Heartbeat Underground’s release is perfectly timed, at least in theory; we all know how fickle British summer weather can be, but this is the kind of album to soundtrack blue skies and long evenings. There seems to have been a resurgence in the British psychedelic-pop movement as of late (with Fixers arguably leading the charge), but Laurel Collective are intent on ploughing their own furrow. They have come on considerably since their inception, and the entire album sounds like the work of a band who have become supremely confident.
While their use of close harmony is automatically going to see them compared, in some way, to The Beach Boys, the title track, which opens the album, is more than enough to dispel any notions that the band sound is a mere pastiche of their influences. Nothing is off limits, and while the band remain focused on making thrilling pop music, they take their cues from a number of different genres and mix everything into a sound that is unmistakeably theirs.

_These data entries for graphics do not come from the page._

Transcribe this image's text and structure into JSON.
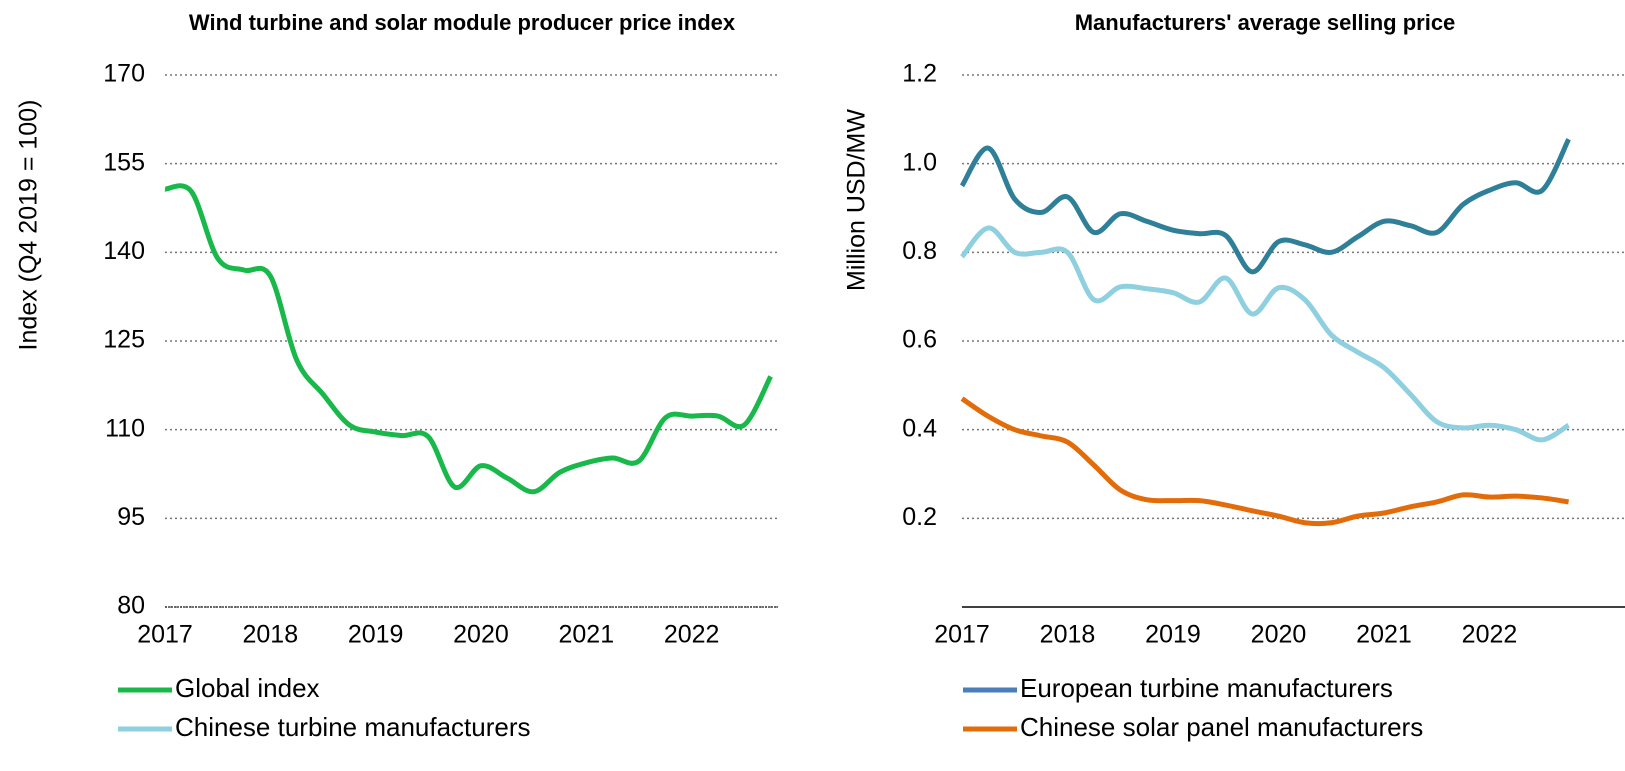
{
  "chart_data": [
    {
      "type": "line",
      "title": "Wind turbine and solar module producer price index",
      "ylabel": "Index (Q4 2019 = 100)",
      "x": [
        2017,
        2017.25,
        2017.5,
        2017.75,
        2018,
        2018.25,
        2018.5,
        2018.75,
        2019,
        2019.25,
        2019.5,
        2019.75,
        2020,
        2020.25,
        2020.5,
        2020.75,
        2021,
        2021.25,
        2021.5,
        2021.75,
        2022,
        2022.25,
        2022.5,
        2022.75
      ],
      "xlim": [
        2017,
        2022.82
      ],
      "xticks": [
        2017,
        2018,
        2019,
        2020,
        2021,
        2022
      ],
      "ylim": [
        80,
        170
      ],
      "yticks": [
        80,
        95,
        110,
        125,
        140,
        155,
        170
      ],
      "grid": true,
      "series": [
        {
          "name": "Global index",
          "color": "#19b84a",
          "values": [
            150.7,
            150.3,
            139,
            137,
            136,
            121.8,
            116,
            110.8,
            109.6,
            109,
            108.8,
            100.3,
            103.9,
            101.8,
            99.5,
            102.8,
            104.4,
            105.2,
            104.7,
            112,
            112.3,
            112.3,
            110.8,
            119
          ]
        }
      ]
    },
    {
      "type": "line",
      "title": "Manufacturers' average selling price",
      "ylabel": "Million USD/MW",
      "x": [
        2017,
        2017.25,
        2017.5,
        2017.75,
        2018,
        2018.25,
        2018.5,
        2018.75,
        2019,
        2019.25,
        2019.5,
        2019.75,
        2020,
        2020.25,
        2020.5,
        2020.75,
        2021,
        2021.25,
        2021.5,
        2021.75,
        2022,
        2022.25,
        2022.5,
        2022.75
      ],
      "xlim": [
        2017,
        2022.82
      ],
      "xticks": [
        2017,
        2018,
        2019,
        2020,
        2021,
        2022
      ],
      "ylim": [
        0,
        1.2
      ],
      "yticks": [
        {
          "value": 0.2,
          "label": "0.2"
        },
        {
          "value": 0.4,
          "label": "0.4"
        },
        {
          "value": 0.6,
          "label": "0.6"
        },
        {
          "value": 0.8,
          "label": "0.8"
        },
        {
          "value": 1.0,
          "label": "1.0"
        },
        {
          "value": 1.2,
          "label": "1.2"
        }
      ],
      "grid": true,
      "series": [
        {
          "name": "European turbine manufacturers",
          "color": "#2e7f97",
          "legend_color": "#4a7ebb",
          "values": [
            0.95,
            1.035,
            0.92,
            0.89,
            0.925,
            0.845,
            0.887,
            0.87,
            0.85,
            0.842,
            0.838,
            0.756,
            0.824,
            0.817,
            0.8,
            0.835,
            0.87,
            0.86,
            0.845,
            0.908,
            0.94,
            0.957,
            0.94,
            1.055
          ]
        },
        {
          "name": "Chinese turbine manufacturers",
          "color": "#8ecfe0",
          "values": [
            0.79,
            0.855,
            0.8,
            0.8,
            0.8,
            0.693,
            0.722,
            0.718,
            0.709,
            0.688,
            0.742,
            0.661,
            0.72,
            0.693,
            0.614,
            0.575,
            0.54,
            0.48,
            0.418,
            0.404,
            0.41,
            0.4,
            0.377,
            0.41
          ]
        },
        {
          "name": "Chinese solar panel manufacturers",
          "color": "#e36c0a",
          "values": [
            0.47,
            0.43,
            0.4,
            0.386,
            0.372,
            0.32,
            0.264,
            0.242,
            0.24,
            0.24,
            0.23,
            0.217,
            0.205,
            0.19,
            0.19,
            0.205,
            0.212,
            0.226,
            0.237,
            0.253,
            0.248,
            0.25,
            0.246,
            0.237
          ]
        }
      ]
    }
  ]
}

Something else they’re fond of is toying with conventional song structure. Sunshine Buddy takes some unexpected twists and turns along the way; arguably the most arresting of these is the way it finishes, moving from a restrained bridge passage to a harmony-heavy coda whose tempo fluctuates, going all out for the last 20 seconds of the song. After this, the more measured recent single Fax Of Death shows up, and it’s one of the most immediate songs on the album, thanks in no small part to its gargantuan chorus.

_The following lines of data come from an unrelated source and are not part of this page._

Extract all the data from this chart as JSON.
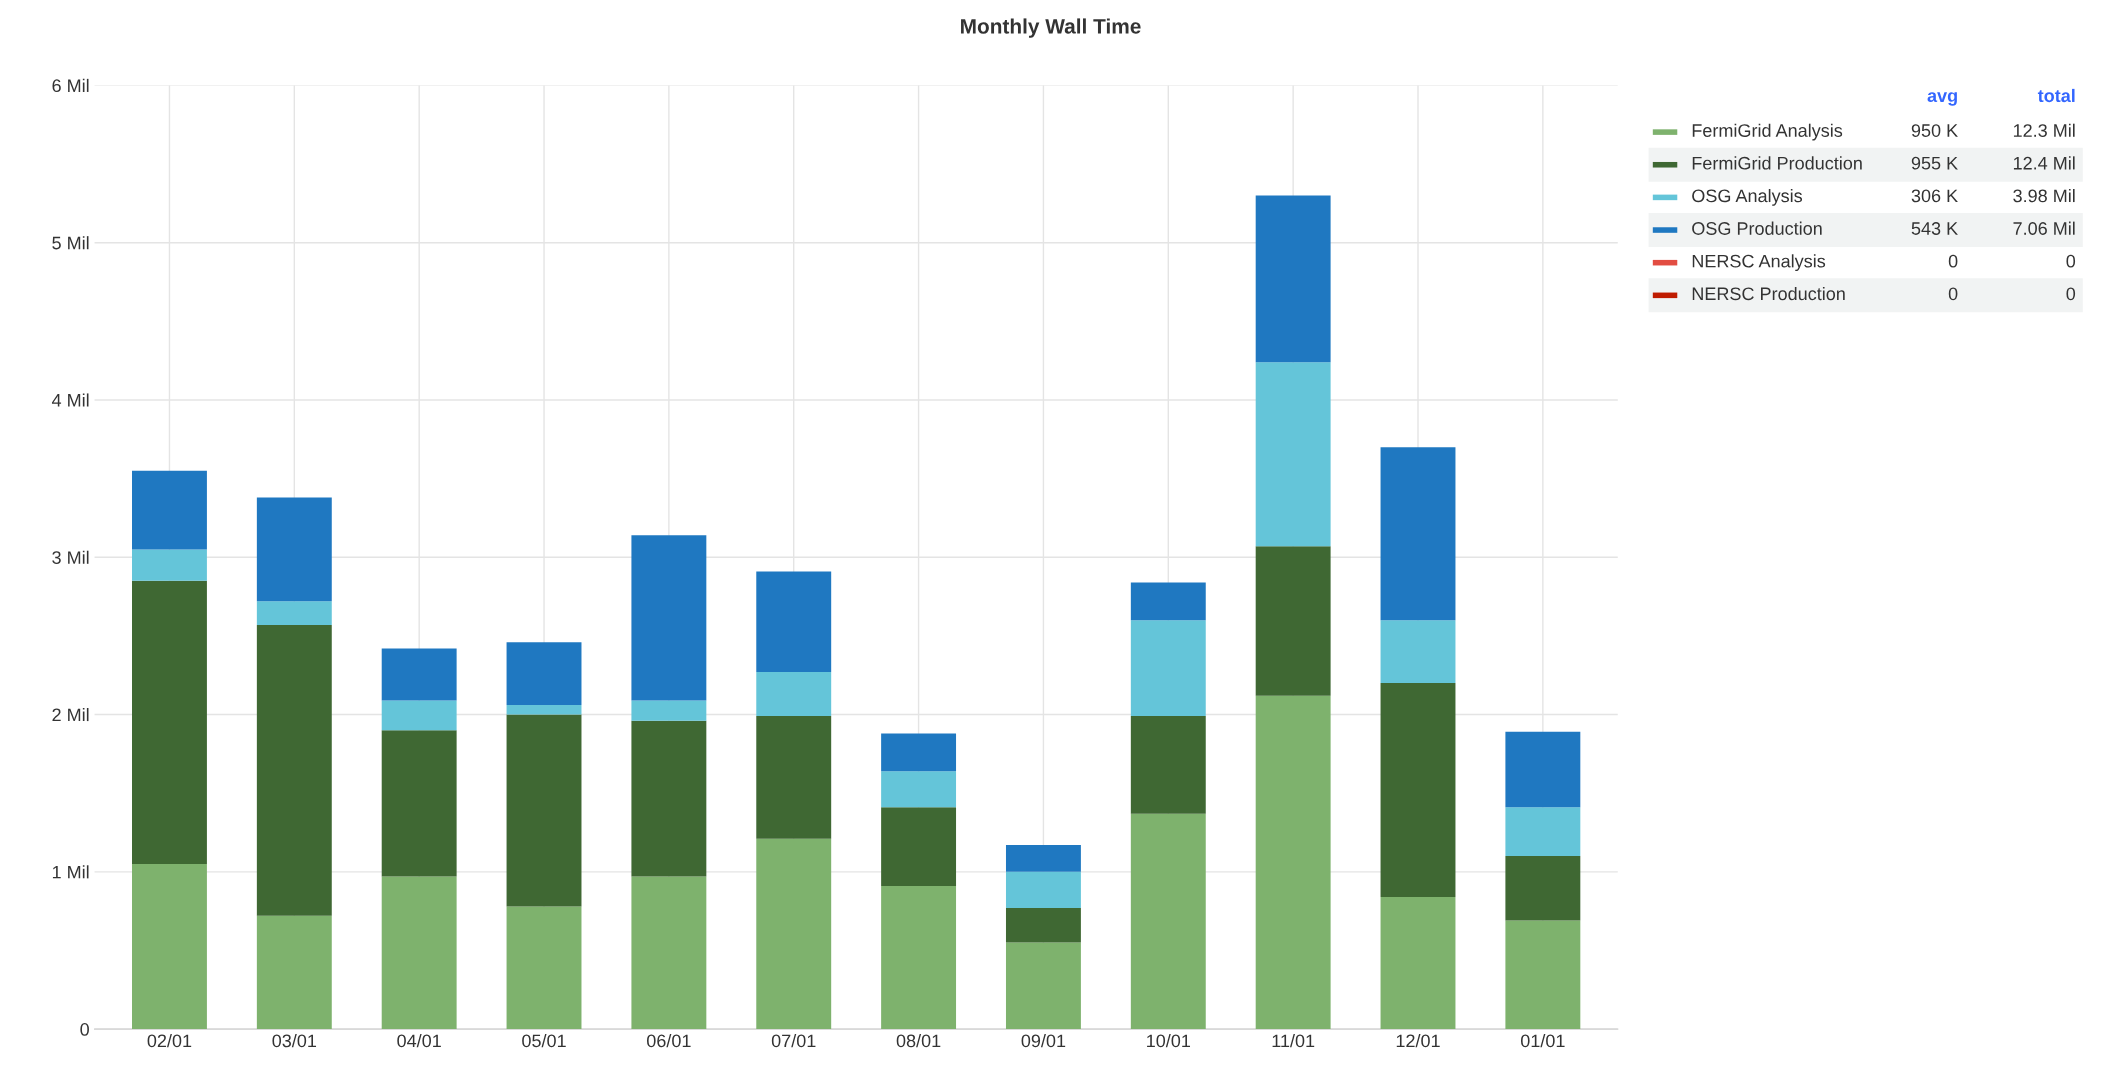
{
  "chart_data": {
    "type": "bar",
    "title": "Monthly Wall Time",
    "stacked": true,
    "categories": [
      "02/01",
      "03/01",
      "04/01",
      "05/01",
      "06/01",
      "07/01",
      "08/01",
      "09/01",
      "10/01",
      "11/01",
      "12/01",
      "01/01"
    ],
    "series": [
      {
        "name": "FermiGrid Analysis",
        "color": "#7eb26d",
        "values": [
          1.05,
          0.72,
          0.97,
          0.78,
          0.97,
          1.21,
          0.91,
          0.55,
          1.37,
          2.12,
          0.84,
          0.69
        ]
      },
      {
        "name": "FermiGrid Production",
        "color": "#3f6833",
        "values": [
          1.8,
          1.85,
          0.93,
          1.22,
          0.99,
          0.78,
          0.5,
          0.22,
          0.62,
          0.95,
          1.36,
          0.41
        ]
      },
      {
        "name": "OSG Analysis",
        "color": "#64c5d9",
        "values": [
          0.2,
          0.15,
          0.19,
          0.06,
          0.13,
          0.28,
          0.23,
          0.23,
          0.61,
          1.17,
          0.4,
          0.31
        ]
      },
      {
        "name": "OSG Production",
        "color": "#1f78c1",
        "values": [
          0.5,
          0.66,
          0.33,
          0.4,
          1.05,
          0.64,
          0.24,
          0.17,
          0.24,
          1.06,
          1.1,
          0.48
        ]
      },
      {
        "name": "NERSC Analysis",
        "color": "#e24d42",
        "values": [
          0,
          0,
          0,
          0,
          0,
          0,
          0,
          0,
          0,
          0,
          0,
          0
        ]
      },
      {
        "name": "NERSC Production",
        "color": "#bf1b00",
        "values": [
          0,
          0,
          0,
          0,
          0,
          0,
          0,
          0,
          0,
          0,
          0,
          0
        ]
      }
    ],
    "ylim": [
      0,
      6
    ],
    "yticks": [
      0,
      {
        "value": 1,
        "label": "1 Mil"
      },
      {
        "value": 2,
        "label": "2 Mil"
      },
      {
        "value": 3,
        "label": "3 Mil"
      },
      {
        "value": 4,
        "label": "4 Mil"
      },
      {
        "value": 5,
        "label": "5 Mil"
      },
      {
        "value": 6,
        "label": "6 Mil"
      }
    ],
    "grid": true,
    "legend": "right",
    "annotations": [
      "avg",
      "total",
      "950 K",
      "12.3 Mil",
      "955 K",
      "12.4 Mil",
      "306 K",
      "3.98 Mil",
      "543 K",
      "7.06 Mil",
      "0",
      "0",
      "0",
      "0"
    ]
  }
}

Rather impressively, there is no sign of the ‘token ballad’ anywhere on Heartbeat Underground. The inclusion of even one slow-paced song would have seriously impaired the album’s flow. Instead, Laurel Collective continue to display their sense of fun – something which has been developed further since they released a mischievously-titled album in 2008 called Feel Good Hits Of A Nuclear Winter – whilst ensuring their music is nothing less than compelling throughout. They sound like they’re having a great time writing this kind of music, something which is best expressed on particularly infectious songs like Cheap and Alabaster.

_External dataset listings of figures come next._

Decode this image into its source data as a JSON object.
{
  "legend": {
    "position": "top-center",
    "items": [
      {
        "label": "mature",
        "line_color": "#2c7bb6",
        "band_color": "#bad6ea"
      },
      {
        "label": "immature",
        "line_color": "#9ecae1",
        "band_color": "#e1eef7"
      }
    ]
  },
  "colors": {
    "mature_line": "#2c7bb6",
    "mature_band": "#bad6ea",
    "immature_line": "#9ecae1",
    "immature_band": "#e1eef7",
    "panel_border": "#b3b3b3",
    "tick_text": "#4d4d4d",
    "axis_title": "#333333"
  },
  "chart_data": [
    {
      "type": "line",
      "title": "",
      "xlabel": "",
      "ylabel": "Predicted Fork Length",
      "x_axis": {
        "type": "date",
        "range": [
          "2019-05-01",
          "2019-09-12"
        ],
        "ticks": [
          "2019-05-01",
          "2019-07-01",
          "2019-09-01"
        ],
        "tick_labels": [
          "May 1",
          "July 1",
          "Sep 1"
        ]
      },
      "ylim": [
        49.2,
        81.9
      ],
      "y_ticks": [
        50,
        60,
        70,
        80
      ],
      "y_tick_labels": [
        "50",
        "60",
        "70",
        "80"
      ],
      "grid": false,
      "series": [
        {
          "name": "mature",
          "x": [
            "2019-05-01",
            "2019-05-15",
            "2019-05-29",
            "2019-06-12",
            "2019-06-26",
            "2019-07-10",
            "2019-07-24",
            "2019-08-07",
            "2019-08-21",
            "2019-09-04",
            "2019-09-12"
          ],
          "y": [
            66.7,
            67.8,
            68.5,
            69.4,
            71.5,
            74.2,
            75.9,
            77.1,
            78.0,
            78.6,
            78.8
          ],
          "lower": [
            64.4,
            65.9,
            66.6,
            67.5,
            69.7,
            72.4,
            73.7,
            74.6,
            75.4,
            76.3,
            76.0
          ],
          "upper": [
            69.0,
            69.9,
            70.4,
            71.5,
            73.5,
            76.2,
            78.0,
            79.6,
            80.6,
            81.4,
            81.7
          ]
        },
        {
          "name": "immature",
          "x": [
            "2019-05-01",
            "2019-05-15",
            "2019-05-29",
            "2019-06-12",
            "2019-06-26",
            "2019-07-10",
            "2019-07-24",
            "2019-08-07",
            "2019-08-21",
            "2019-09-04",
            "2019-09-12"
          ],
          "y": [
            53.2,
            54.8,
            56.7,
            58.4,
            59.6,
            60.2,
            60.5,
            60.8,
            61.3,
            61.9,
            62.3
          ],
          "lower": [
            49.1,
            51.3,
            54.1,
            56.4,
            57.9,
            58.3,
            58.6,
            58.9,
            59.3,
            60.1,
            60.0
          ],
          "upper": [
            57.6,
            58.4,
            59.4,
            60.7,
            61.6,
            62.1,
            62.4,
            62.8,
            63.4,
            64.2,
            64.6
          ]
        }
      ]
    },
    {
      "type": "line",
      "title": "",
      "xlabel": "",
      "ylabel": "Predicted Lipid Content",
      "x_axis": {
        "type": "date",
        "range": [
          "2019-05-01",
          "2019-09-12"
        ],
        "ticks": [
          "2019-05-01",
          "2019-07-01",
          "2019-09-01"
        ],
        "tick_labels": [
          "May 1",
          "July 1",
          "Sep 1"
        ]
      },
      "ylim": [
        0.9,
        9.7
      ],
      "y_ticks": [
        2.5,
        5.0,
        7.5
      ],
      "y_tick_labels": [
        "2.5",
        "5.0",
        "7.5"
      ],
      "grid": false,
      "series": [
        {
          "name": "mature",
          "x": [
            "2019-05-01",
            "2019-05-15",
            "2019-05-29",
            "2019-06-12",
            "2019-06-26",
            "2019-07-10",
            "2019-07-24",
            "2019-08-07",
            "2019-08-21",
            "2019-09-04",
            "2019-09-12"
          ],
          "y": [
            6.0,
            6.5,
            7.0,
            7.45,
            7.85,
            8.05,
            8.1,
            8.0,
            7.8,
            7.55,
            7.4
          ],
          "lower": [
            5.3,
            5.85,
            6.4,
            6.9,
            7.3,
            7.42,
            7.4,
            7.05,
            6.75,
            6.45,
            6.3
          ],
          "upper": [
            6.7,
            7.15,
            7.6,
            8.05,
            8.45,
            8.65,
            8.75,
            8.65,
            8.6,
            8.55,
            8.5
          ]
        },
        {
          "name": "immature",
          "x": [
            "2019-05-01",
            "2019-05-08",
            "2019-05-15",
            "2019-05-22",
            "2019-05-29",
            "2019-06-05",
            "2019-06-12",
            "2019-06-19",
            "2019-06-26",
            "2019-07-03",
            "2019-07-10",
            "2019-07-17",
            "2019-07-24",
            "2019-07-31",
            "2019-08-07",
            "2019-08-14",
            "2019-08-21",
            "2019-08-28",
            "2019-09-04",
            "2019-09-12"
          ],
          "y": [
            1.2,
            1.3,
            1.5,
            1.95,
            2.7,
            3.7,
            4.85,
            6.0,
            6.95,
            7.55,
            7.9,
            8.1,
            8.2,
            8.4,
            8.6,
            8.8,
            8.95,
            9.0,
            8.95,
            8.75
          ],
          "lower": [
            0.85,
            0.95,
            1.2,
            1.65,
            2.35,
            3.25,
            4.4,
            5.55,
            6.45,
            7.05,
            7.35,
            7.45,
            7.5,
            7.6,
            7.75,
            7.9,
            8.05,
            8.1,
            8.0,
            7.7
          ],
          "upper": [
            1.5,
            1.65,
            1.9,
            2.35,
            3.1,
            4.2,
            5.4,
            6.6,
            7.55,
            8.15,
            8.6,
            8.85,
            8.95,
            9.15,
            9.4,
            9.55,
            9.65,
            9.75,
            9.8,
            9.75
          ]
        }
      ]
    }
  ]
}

The album seems to get better as it goes, and it manages to finish on the highest of high notes with the epic Fizzing Blood, a song which runs the gamut of genres; folk, indie rock, electro and power pop are just a few of the things the band try their hand at wwithin the confines of that one song, and in a way it seems to the the musical expression of them saying “we can do whatever we want if we put our minds to it” – as if the varied approach to songwriting heard in the 10 tracks before it wasn’t enough. Nonsense or not, Heartbeat Underground is an astonishingly ambitious album from a band who are unwilling to rest on their laurels, always trying to better themselves, and succeeding in just about everything that they do.